Having been let go from Laugh-In after half a season, Hart and Lorne then returned to Canada, where, for three seasons, they produced, co-wrote (with some help), and starred in four TV comedy specials a year under the exuberant moniker, The Hart and Lorne Terrific Hour.

When that job ended, Hart and Lorne dissolved their partnership.  Lorne eventually went back to the States, where he went on to create Saturday Night Live and garner an unquestionably deserved knighthood.  Oh, wait.  America does not dispense knighthoods.  So they awarded him the Mark Twain Prize for Humor instead.  Even though that honor is traditionally accorded to writers and Lorne Michaels is primarily a producer.  But what are you going to do if you can’t give a guy a knighthood?

To his journalistic discredit, the Rolling Stone writer (whose name I do not recall) had flipped the order of occurrences, having Lorne doing the Hart and Lorne Terrific Hour before moving on – and up – to writing for Laugh-In, rather than after.  

I do not know why he did that.  It could have been accidental.  It could have been sloppiness.  It could have been because it seemed like it was a better story that way, elevating Lorne, “straight-line” fashion, from the Canadian backwater to the “Big Time” in the States, rather than chronicling, as it actually happened, Lorne’s initial failure in the States, his return to Canada to regroup, and his subsequent return to the States, and eventual stratospheric success.  (Which, when you think about it, is actually a more interesting story.)

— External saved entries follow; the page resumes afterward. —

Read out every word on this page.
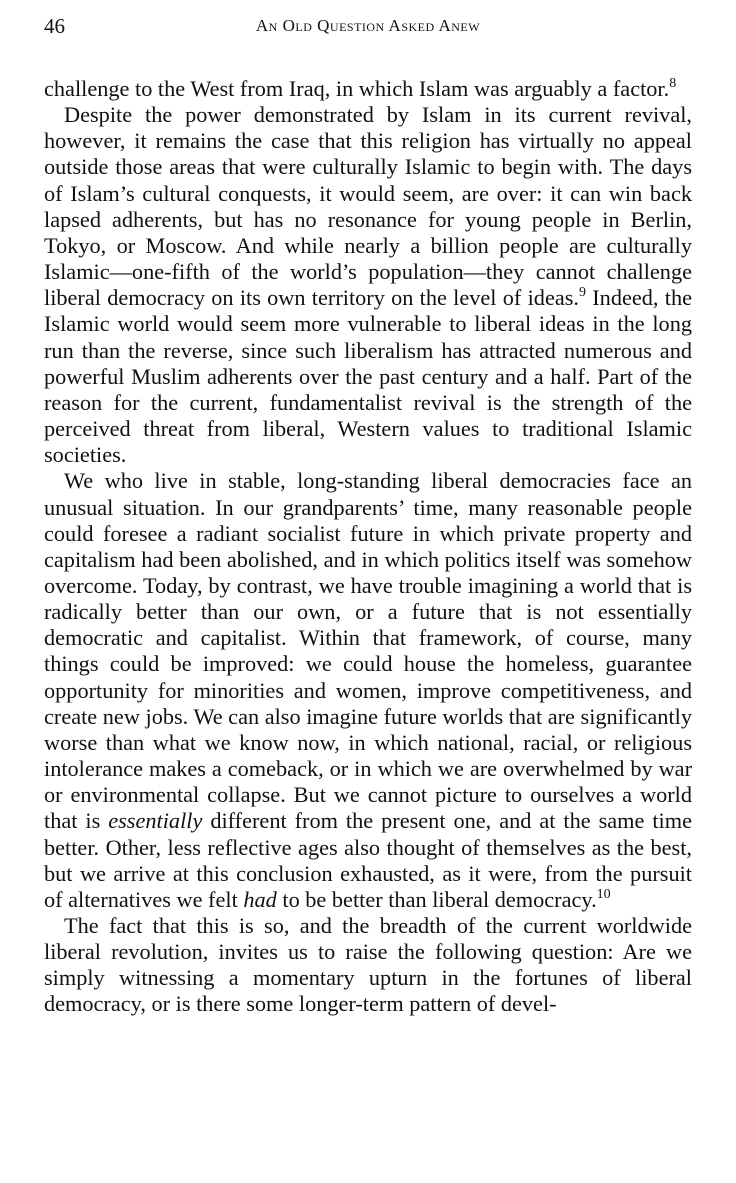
46	An Old Question Asked Anew

challenge to the West from Iraq, in which Islam was arguably a factor.$^8$

Despite the power demonstrated by Islam in its current revival, however, it remains the case that this religion has virtually no appeal outside those areas that were culturally Islamic to begin with. The days of Islam’s cultural conquests, it would seem, are over: it can win back lapsed adherents, but has no resonance for young people in Berlin, Tokyo, or Moscow. And while nearly a billion people are culturally Islamic—one-fifth of the world’s population—they cannot challenge liberal democracy on its own territory on the level of ideas.$^9$ Indeed, the Islamic world would seem more vulnerable to liberal ideas in the long run than the reverse, since such liberalism has attracted numerous and powerful Muslim adherents over the past century and a half. Part of the reason for the current, fundamentalist revival is the strength of the perceived threat from liberal, Western values to traditional Islamic societies.

We who live in stable, long-standing liberal democracies face an unusual situation. In our grandparents’ time, many reasonable people could foresee a radiant socialist future in which private property and capitalism had been abolished, and in which politics itself was somehow overcome. Today, by contrast, we have trouble imagining a world that is radically better than our own, or a future that is not essentially democratic and capitalist. Within that framework, of course, many things could be improved: we could house the homeless, guarantee opportunity for minorities and women, improve competitiveness, and create new jobs. We can also imagine future worlds that are significantly worse than what we know now, in which national, racial, or religious intolerance makes a comeback, or in which we are overwhelmed by war or environmental collapse. But we cannot picture to ourselves a world that is essentially different from the present one, and at the same time better. Other, less reflective ages also thought of themselves as the best, but we arrive at this conclusion exhausted, as it were, from the pursuit of alternatives we felt had to be better than liberal democracy.$^{10}$

The fact that this is so, and the breadth of the current worldwide liberal revolution, invites us to raise the following question: Are we simply witnessing a momentary upturn in the fortunes of liberal democracy, or is there some longer-term pattern of devel-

It is then that I imagined composing an irate “Letter to the Editor”, a stinging rebuke that, dutifully chastened, I was certain the people at Rolling Stone would be eager to publish.

It would go like this:

To the Editors of Rolling Stone:  I have read this issue’s Lorne Michaels profile with great interest.  However I must to inform you that the chronology of the biography has been inverted.  Lorne Michaels wrote for “Laugh-In” before working on the “Terrific Hour”, rather than the other way around.  I know that, because I was there.

“You might think this is hardly an egregious mistake.  But it made me wonder.  If you got something I know about wrong, what else in your magazine is wrong that I don’t know about?  And what does that do to my trust in your overall credibility?

Earl Pomerantz
Santa Monica, California.

(Author’s Note:  The above letter is too long.  But when it comes to “Fantasy Writing”, there is a tendency to cut yourself some literary slack.)

The implications here are far greater than the triviality of a messed-up Lorne Michaels profile. 

Think about it. 

Your opinions, your understandings, the beliefs on which you base your personal conclusions.

Where did they originally come from?

And what if where they originally came from got it wrong?

1 comment:

  1. The secret to alleviating such confoundings is ALWAYS take your Kindle with you!